Take time to stop and smell the rosés

Do dusty cherries, licorice, rose petals and sandalwood with a hint of tar sound intriguing?

Following last edition’s focus on palate and tasting assessment, we’ll now focus on bouquet. For those that may not be familiar with the descriptors above, it is a classic description of the great Italian wines of Barbaresco and Barolo made from the nebbiolo grape.

While we can only taste sweet, sour, salt and bitter in wine, our olfactory sense tricks our minds into thinking that we are tasting more than that. It can be confusing to retrain your palate with this in mind, but it can also enhance your experience by isolating a wine’s bouquet from its taste.

People often say they can’t taste the nuances wine professionals use to describe wines. It’s important to distinguish the difference between the smell and taste of wine. A wine’s bouquet is half the pleasure and experience of wine, with the other being the warm, fuzzy sensation that comes from sipping it.

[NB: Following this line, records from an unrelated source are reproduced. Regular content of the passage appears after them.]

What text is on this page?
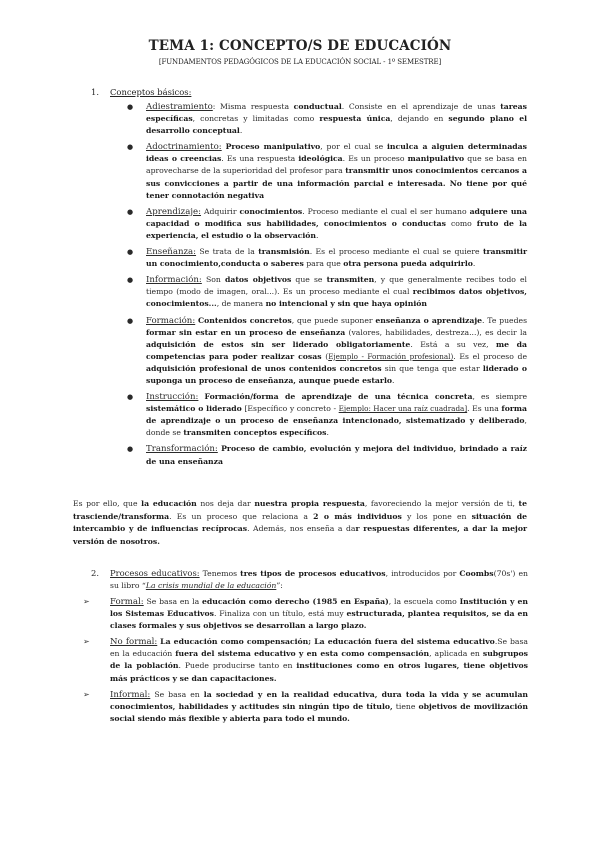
TEMA 1: CONCEPTO/S DE EDUCACIÓN
[FUNDAMENTOS PEDAGÓGICOS DE LA EDUCACIÓN SOCIAL - 1º SEMESTRE]
1. Conceptos básicos:
● Adiestramiento: Misma respuesta conductual. Consiste en el aprendizaje de unas tareas específicas, concretas y limitadas como respuesta única, dejando en segundo plano el desarrollo conceptual.
● Adoctrinamiento: Proceso manipulativo, por el cual se inculca a alguien determinadas ideas o creencias. Es una respuesta ideológica. Es un proceso manipulativo que se basa en aprovecharse de la superioridad del profesor para transmitir unos conocimientos cercanos a sus convicciones a partir de una información parcial e interesada. No tiene por qué tener connotación negativa
● Aprendizaje: Adquirir conocimientos. Proceso mediante el cual el ser humano adquiere una capacidad o modifica sus habilidades, conocimientos o conductas como fruto de la experiencia, el estudio o la observación.
● Enseñanza: Se trata de la transmisión. Es el proceso mediante el cual se quiere transmitir un conocimiento,conducta o saberes para que otra persona pueda adquirirlo.
● Información: Son datos objetivos que se transmiten, y que generalmente recibes todo el tiempo (modo de imagen, oral...). Es un proceso mediante el cual recibimos datos objetivos, conocimientos..., de manera no intencional y sin que haya opinión
● Formación: Contenidos concretos, que puede suponer enseñanza o aprendizaje. Te puedes formar sin estar en un proceso de enseñanza (valores, habilidades, destreza...), es decir la adquisición de estos sin ser liderado obligatoriamente. Está a su vez, me da competencias para poder realizar cosas (Ejemplo - Formación profesional). Es el proceso de adquisición profesional de unos contenidos concretos sin que tenga que estar liderado o suponga un proceso de enseñanza, aunque puede estarlo.
● Instrucción: Formación/forma de aprendizaje de una técnica concreta, es siempre sistemático o liderado [Específico y concreto - Ejemplo: Hacer una raíz cuadrada]. Es una forma de aprendizaje o un proceso de enseñanza intencionado, sistematizado y deliberado, donde se transmiten conceptos específicos.
● Transformación: Proceso de cambio, evolución y mejora del individuo, brindado a raíz de una enseñanza
Es por ello, que la educación nos deja dar nuestra propia respuesta, favoreciendo la mejor versión de ti, te trasciende/transforma. Es un proceso que relaciona a 2 o más individuos y los pone en situación de intercambio y de influencias recíprocas. Además, nos enseña a dar respuestas diferentes, a dar la mejor versión de nosotros.
2. Procesos educativos: Tenemos tres tipos de procesos educativos, introducidos por Coombs(70s') en su libro “La crisis mundial de la educación”:
➢ Formal: Se basa en la educación como derecho (1985 en España), la escuela como Institución y en los Sistemas Educativos. Finaliza con un título, está muy estructurada, plantea requisitos, se da en clases formales y sus objetivos se desarrollan a largo plazo.
➢ No formal: La educación como compensación; La educación fuera del sistema educativo.Se basa en la educación fuera del sistema educativo y en esta como compensación, aplicada en subgrupos de la población. Puede producirse tanto en instituciones como en otros lugares, tiene objetivos más prácticos y se dan capacitaciones.
➢ Informal: Se basa en la sociedad y en la realidad educativa, dura toda la vida y se acumulan conocimientos, habilidades y actitudes sin ningún tipo de título, tiene objetivos de movilización social siendo más flexible y abierta para todo el mundo.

Each grape variety has its own set of descriptors that define the wine and where it comes from. For example, if you where to hear someone say a wine reminds them of grapefruit, it’s clear that this is a classic New Zealand sauvignon blanc. A wine with deep notes of plum, cassis and cigar box is almost certainly from Bordeaux, France.

The bouquet is where wine becomes fascinating. Smelling a wine with a focus can tell you all about the varietal and where it comes from. The question is: how?

The best way to train your sense of smell is to smell everything. Sounds silly, doesn’t it? The next time you are making dinner, smell each spice you are using and put it to memory. Black pepper, herbs de provence, allspice, clove, dill, vanilla and so on. Or perhaps the next time you are cutting fruit. Take note of the difference between lemon peel and the lemon fruit inside. Red apple versus green apple. Green apple versus pear. Alfalfa sprouts versus asparagus or jalapeño peppers. Plum versus blackberry and so on.

Smelling everything in your kitchen will radically alter the way you smell wine and further enhance your enjoyment of it. Be sure to swirl your wine in the glass before taking in the bouquet, as this will help the aromatics jump out of the glass and into your olfactory nerve.

On a humorous note, master sommelier Ian Cauble in the documentary “Somm” described a wine’s bouquet with notes of a fresh-cut garden hose. While his colleagues in the film had a laugh and questioned that descriptor, it was a clear indicator for Cauble as to the wine being a California sauvingon blanc.

As silly as it may seem, his sense of smell and what he associates certain wines as displaying are a clear example of the intrigue involved in smelling the world around you – even if it requires you to smell a freshly cut garden hose.